Indoor localization using Smartphone-based IEEE 802.11mc WiFi Round Trip Time (RTT) and Android Aware technology

Abstract

Self-localization of mobile nodes is a critical challenge in enabling a wide range of mobile applications that rely on accurate position information. Traditionally, obtaining precise location data has required specialized hardware or dedicated infrastructure, such as GPS, UWB, ultrasounds transceivers, GSM, or WLAN. However, we propose an alternative approach that eliminates the need for such additional components and infrastructure. Our approach revolves around the concept of cooperative and opportunistic data exchanges among mobile nodes, which can significantly enhance and refine the localization process. Consider a scenario where a target node lacks GPS or any position information. By leveraging communication with multiple nearby mobile peer nodes that possess some positioning capabilities, we can achieve indoor localization without the need for specialized hardware or infrastructure support. Specifically, our smartphone-based technique harnesses the power of IEEE 802.11mc WiFi-based fine time measurement (FTM) capabilities for indoor navigation and tracking. This cutting-edge technology utilizes smartphones equipped with WiFi chipsets that support round trip time (RTT) measurements. By leveraging FTM and its hardware-level timestamping of send and receive events, we can accurately estimate the RTT and, consequently, infer precise distance measurements.

An advantageous aspect of our technique is its infrastructure independence. It operates autonomously, leveraging the networking capabilities of smartphone devices and facilitating communication through the formation of device clusters. This is made possible by leveraging the Android Aware technology, allowing for seamless networking and collaboration among smartphones within the same vicinity. By employing this smartphone-based approach, we open up new possibilities for indoor localization and tracking. The technique enables GPS-like operation indoors, overcoming the limitations of traditional positioning methods. It leverages the ubiquity of smartphones and their embedded WiFi capabilities to achieve accurate and reliable indoor localization without the need for additional hardware or infrastructure support.

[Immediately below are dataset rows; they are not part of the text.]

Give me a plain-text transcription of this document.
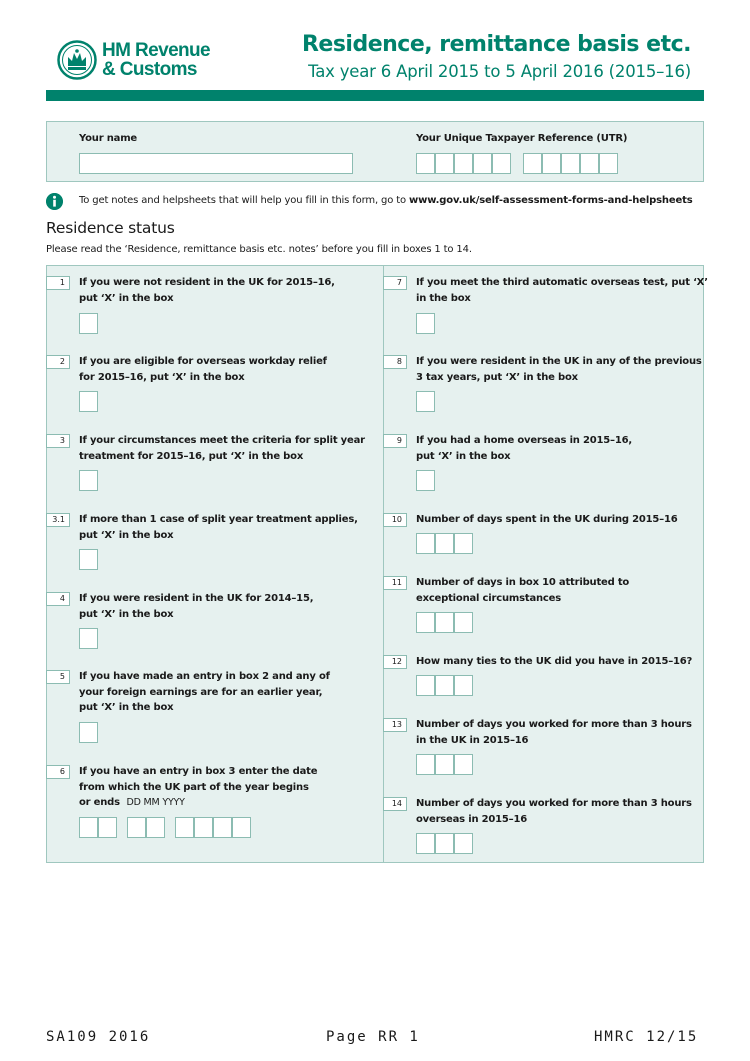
HM Revenue
& Customs
Residence, remittance basis etc.
Tax year 6 April 2015 to 5 April 2016 (2015–16)
Your name	Your Unique Taxpayer Reference (UTR)
To get notes and helpsheets that will help you fill in this form, go to www.gov.uk/self-assessment-forms-and-helpsheets
Residence status
Please read the ‘Residence, remittance basis etc. notes’ before you fill in boxes 1 to 14.
1	If you were not resident in the UK for 2015–16,
put ‘X’ in the box
2	If you are eligible for overseas workday relief
for 2015–16, put ‘X’ in the box
3	If your circumstances meet the criteria for split year
treatment for 2015–16, put ‘X’ in the box
3.1	If more than 1 case of split year treatment applies,
put ‘X’ in the box
4	If you were resident in the UK for 2014–15,
put ‘X’ in the box
5	If you have made an entry in box 2 and any of
your foreign earnings are for an earlier year,
put ‘X’ in the box
6	If you have an entry in box 3 enter the date
from which the UK part of the year begins
or ends DD MM YYYY
7	If you meet the third automatic overseas test, put ‘X’
in the box
8	If you were resident in the UK in any of the previous
3 tax years, put ‘X’ in the box
9	If you had a home overseas in 2015–16,
put ‘X’ in the box
10	Number of days spent in the UK during 2015–16
11	Number of days in box 10 attributed to
exceptional circumstances
12	How many ties to the UK did you have in 2015–16?
13	Number of days you worked for more than 3 hours
in the UK in 2015–16
14	Number of days you worked for more than 3 hours
overseas in 2015–16
SA109 2016	Page RR 1	HMRC 12/15
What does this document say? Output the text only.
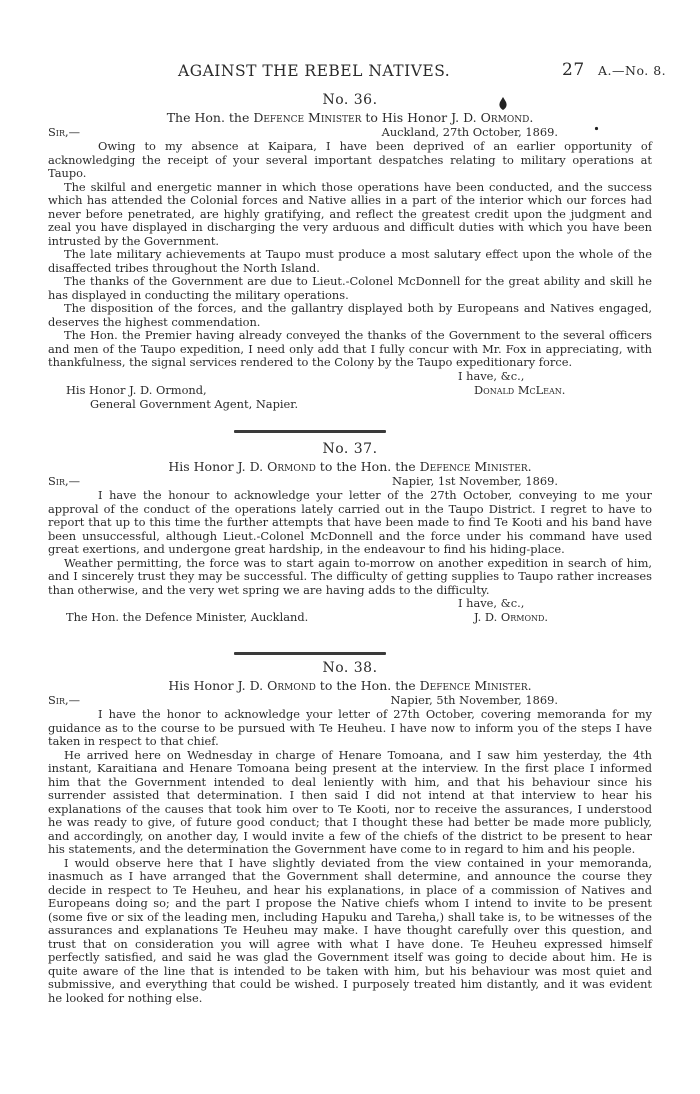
AGAINST THE REBEL NATIVES.	27 A.—No. 8.
No. 36.
The Hon. the Defence Minister to His Honor J. D. Ormond.
Sir,—	Auckland, 27th October, 1869.

Owing to my absence at Kaipara, I have been deprived of an earlier opportunity of acknowledging the receipt of your several important despatches relating to military operations at Taupo.

The skilful and energetic manner in which those operations have been conducted, and the success which has attended the Colonial forces and Native allies in a part of the interior which our forces had never before penetrated, are highly gratifying, and reflect the greatest credit upon the judgment and zeal you have displayed in discharging the very arduous and difficult duties with which you have been intrusted by the Government.

The late military achievements at Taupo must produce a most salutary effect upon the whole of the disaffected tribes throughout the North Island.

The thanks of the Government are due to Lieut.-Colonel McDonnell for the great ability and skill he has displayed in conducting the military operations.

The disposition of the forces, and the gallantry displayed both by Europeans and Natives engaged, deserves the highest commendation.

The Hon. the Premier having already conveyed the thanks of the Government to the several officers and men of the Taupo expedition, I need only add that I fully concur with Mr. Fox in appreciating, with thankfulness, the signal services rendered to the Colony by the Taupo expeditionary force.

I have, &c.,
His Honor J. D. Ormond,	Donald McLean.
General Government Agent, Napier.
No. 37.
His Honor J. D. Ormond to the Hon. the Defence Minister.
Sir,—	Napier, 1st November, 1869.

I have the honour to acknowledge your letter of the 27th October, conveying to me your approval of the conduct of the operations lately carried out in the Taupo District. I regret to have to report that up to this time the further attempts that have been made to find Te Kooti and his band have been unsuccessful, although Lieut.-Colonel McDonnell and the force under his command have used great exertions, and undergone great hardship, in the endeavour to find his hiding-place.

Weather permitting, the force was to start again to-morrow on another expedition in search of him, and I sincerely trust they may be successful. The difficulty of getting supplies to Taupo rather increases than otherwise, and the very wet spring we are having adds to the difficulty.

I have, &c.,
The Hon. the Defence Minister, Auckland.	J. D. Ormond.
No. 38.
His Honor J. D. Ormond to the Hon. the Defence Minister.
Sir,—	Napier, 5th November, 1869.

I have the honor to acknowledge your letter of 27th October, covering memoranda for my guidance as to the course to be pursued with Te Heuheu. I have now to inform you of the steps I have taken in respect to that chief.

He arrived here on Wednesday in charge of Henare Tomoana, and I saw him yesterday, the 4th instant, Karaitiana and Henare Tomoana being present at the interview. In the first place I informed him that the Government intended to deal leniently with him, and that his behaviour since his surrender assisted that determination. I then said I did not intend at that interview to hear his explanations of the causes that took him over to Te Kooti, nor to receive the assurances, I understood he was ready to give, of future good conduct; that I thought these had better be made more publicly, and accordingly, on another day, I would invite a few of the chiefs of the district to be present to hear his statements, and the determination the Government have come to in regard to him and his people.

I would observe here that I have slightly deviated from the view contained in your memoranda, inasmuch as I have arranged that the Government shall determine, and announce the course they decide in respect to Te Heuheu, and hear his explanations, in place of a commission of Natives and Europeans doing so; and the part I propose the Native chiefs whom I intend to invite to be present (some five or six of the leading men, including Hapuku and Tareha,) shall take is, to be witnesses of the assurances and explanations Te Heuheu may make. I have thought carefully over this question, and trust that on consideration you will agree with what I have done. Te Heuheu expressed himself perfectly satisfied, and said he was glad the Government itself was going to decide about him. He is quite aware of the line that is intended to be taken with him, but his behaviour was most quiet and submissive, and everything that could be wished. I purposely treated him distantly, and it was evident he looked for nothing else.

In summary, our approach represents the next generation of indoor navigation and tracking. By leveraging the IEEE 802.11mc WiFi-based FTM capabilities of smartphones, we unlock the potential for precise indoor localization. The technique capitalizes on cooperative and opportunistic data exchanges among mobile nodes, enabling accurate position estimation without relying on specialized hardware or dedicated infrastructure. With our infrastructure-independent solution, we pave the way for a new era of indoor positioning technology.